Changing text_receiver.mediabox to page.rectangles[:MediaBox] results in no error, but I didn't check whether the results are equal across versions 2.6.0 and 2.8.0.

yob commented 2 years ago

good find!

I definitely didn't consider subclasses when considering if #402 was a non-breaking change.

Changing text_receiver.mediabox to page.rectangles[:MediaBox] results in no error, but I didn't check whether the results are equal across versions 2.6.0 and 2.8.0.

This is my recommended fix, and my expectation is it should continue to provide the same results between 2.6.0 and 2.8.0. The only caveat is that if PageLayout is also subsclassed then I can't guarantee it will work with the MediaBox provided as a Rectangle object rather than an Array.

mrVVoo commented 2 years ago

This is my recommended fix, and my expectation is it should continue to provide the same results between 2.6.0 and 2.8.0. The only caveat is that if PageLayout is also subsclassed then I can't guarantee it will work with the MediaBox provided as a Rectangle object rather than an Array.

Unfortunately it is. group_chars_into_runs was redefined in this example in order to "filter out duplicate chars before going on with regular logic" as stated in code comments in the tutorial. Anyway, perhaps @mtownsen can figure this out in more detail. I intend to use that in a new project so I cannot compare to older versions.

yob commented 2 years ago

I'm going to close this issue as I'm not planning to revert the internal @mediabox change in PDF::Reader::PageTextReceiver. Keeping the internals of classes unchanged so subclasses continue to work isn't viable for a (mostly) one person project.

Thanks again for tracking down the issuee @mrVVoo.

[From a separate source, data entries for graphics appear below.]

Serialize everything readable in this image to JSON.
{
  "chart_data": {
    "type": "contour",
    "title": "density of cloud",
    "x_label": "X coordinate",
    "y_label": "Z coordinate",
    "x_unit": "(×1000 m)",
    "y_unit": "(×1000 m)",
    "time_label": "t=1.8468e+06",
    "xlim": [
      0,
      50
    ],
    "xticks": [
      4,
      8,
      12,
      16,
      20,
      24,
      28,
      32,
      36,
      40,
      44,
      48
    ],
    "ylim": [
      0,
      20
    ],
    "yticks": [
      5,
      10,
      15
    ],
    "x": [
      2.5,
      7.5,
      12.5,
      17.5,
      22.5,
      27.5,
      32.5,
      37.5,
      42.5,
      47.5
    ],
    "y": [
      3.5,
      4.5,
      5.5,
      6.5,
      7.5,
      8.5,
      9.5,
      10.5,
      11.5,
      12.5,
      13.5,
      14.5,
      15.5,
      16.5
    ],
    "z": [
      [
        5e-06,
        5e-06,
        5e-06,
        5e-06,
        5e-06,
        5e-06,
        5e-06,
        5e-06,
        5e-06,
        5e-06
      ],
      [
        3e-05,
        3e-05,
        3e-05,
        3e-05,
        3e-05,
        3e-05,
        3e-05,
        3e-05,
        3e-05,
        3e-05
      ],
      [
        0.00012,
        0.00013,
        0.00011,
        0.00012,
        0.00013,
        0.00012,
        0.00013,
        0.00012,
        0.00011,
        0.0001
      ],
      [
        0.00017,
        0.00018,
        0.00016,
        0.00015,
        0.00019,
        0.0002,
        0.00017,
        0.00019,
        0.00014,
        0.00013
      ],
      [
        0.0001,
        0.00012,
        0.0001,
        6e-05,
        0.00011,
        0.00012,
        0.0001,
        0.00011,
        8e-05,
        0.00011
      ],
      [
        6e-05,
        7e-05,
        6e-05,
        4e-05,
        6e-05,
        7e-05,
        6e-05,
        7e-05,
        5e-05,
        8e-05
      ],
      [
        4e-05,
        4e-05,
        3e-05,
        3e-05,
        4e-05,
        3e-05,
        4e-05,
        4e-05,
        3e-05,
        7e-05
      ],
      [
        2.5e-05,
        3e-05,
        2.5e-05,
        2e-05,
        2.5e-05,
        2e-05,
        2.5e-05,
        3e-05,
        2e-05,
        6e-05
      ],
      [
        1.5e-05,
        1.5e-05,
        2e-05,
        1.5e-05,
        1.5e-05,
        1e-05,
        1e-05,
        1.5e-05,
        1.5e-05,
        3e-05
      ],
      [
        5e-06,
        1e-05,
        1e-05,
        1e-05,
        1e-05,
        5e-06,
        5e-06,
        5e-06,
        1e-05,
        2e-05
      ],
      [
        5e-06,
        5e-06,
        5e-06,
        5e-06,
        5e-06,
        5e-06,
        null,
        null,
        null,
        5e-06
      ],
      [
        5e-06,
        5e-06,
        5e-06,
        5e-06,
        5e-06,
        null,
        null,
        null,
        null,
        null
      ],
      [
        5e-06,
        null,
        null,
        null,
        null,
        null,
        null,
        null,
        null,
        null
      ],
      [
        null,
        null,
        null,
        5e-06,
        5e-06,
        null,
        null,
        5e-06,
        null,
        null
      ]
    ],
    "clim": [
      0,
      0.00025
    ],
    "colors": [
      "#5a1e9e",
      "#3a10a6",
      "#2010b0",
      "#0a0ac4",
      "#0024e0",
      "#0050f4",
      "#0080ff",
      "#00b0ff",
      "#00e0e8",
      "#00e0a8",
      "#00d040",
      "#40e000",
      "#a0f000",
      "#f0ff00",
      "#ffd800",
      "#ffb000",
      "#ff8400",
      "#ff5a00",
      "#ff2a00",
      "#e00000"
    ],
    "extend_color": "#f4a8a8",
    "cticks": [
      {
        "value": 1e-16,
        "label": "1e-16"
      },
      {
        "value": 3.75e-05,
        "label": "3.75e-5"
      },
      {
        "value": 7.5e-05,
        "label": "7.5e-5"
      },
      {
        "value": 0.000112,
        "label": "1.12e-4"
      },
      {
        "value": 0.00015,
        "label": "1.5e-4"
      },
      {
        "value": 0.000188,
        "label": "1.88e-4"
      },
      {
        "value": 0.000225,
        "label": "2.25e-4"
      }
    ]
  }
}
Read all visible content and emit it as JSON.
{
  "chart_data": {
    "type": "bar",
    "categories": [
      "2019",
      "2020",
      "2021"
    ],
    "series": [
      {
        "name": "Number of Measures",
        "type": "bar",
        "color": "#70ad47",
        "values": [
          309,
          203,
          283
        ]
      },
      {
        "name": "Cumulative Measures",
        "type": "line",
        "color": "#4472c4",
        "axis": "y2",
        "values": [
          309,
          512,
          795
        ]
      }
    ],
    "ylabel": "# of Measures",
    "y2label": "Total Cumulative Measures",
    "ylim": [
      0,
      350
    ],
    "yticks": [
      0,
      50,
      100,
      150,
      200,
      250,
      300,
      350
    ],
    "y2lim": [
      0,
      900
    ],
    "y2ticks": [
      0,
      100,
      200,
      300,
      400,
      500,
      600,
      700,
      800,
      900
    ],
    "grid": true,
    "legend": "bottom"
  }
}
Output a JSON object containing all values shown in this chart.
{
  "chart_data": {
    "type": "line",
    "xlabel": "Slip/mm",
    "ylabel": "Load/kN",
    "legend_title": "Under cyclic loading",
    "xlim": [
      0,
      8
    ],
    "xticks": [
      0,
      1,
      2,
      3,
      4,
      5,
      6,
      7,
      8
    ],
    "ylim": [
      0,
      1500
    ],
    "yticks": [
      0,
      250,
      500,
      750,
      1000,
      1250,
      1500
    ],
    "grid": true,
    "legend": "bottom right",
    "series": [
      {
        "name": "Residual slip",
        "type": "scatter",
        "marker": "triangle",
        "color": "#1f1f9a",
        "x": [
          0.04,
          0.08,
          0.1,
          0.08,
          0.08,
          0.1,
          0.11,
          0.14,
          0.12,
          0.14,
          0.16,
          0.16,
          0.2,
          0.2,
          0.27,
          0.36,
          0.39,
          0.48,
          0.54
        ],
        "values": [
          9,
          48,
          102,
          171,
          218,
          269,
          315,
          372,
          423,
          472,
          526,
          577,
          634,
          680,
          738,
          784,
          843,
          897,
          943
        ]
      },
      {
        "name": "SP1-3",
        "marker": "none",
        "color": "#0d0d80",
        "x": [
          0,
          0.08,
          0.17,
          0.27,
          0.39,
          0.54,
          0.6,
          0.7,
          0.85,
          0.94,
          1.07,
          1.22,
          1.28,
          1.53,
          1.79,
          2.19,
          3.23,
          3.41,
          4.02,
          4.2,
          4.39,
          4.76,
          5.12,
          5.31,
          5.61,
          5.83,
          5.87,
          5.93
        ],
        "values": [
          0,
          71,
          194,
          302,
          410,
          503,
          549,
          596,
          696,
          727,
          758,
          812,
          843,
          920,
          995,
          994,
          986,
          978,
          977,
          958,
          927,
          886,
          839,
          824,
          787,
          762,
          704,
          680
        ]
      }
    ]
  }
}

mtownsen commented 2 years ago

@yob Sorry for the delay. Thank you for your help in tracking this down. Great product and excited we can continue to use it. Thank you @mrVVoo for tracking this down! This is a huge help and the code continues to work as before now after implementing your solution. I am using the mediabox to calculate position of text blocks within a PDF and all the calculations returned are the same as before and it is parsing correctly. Reach out if you have any questions about what I was doing when you work thru your project.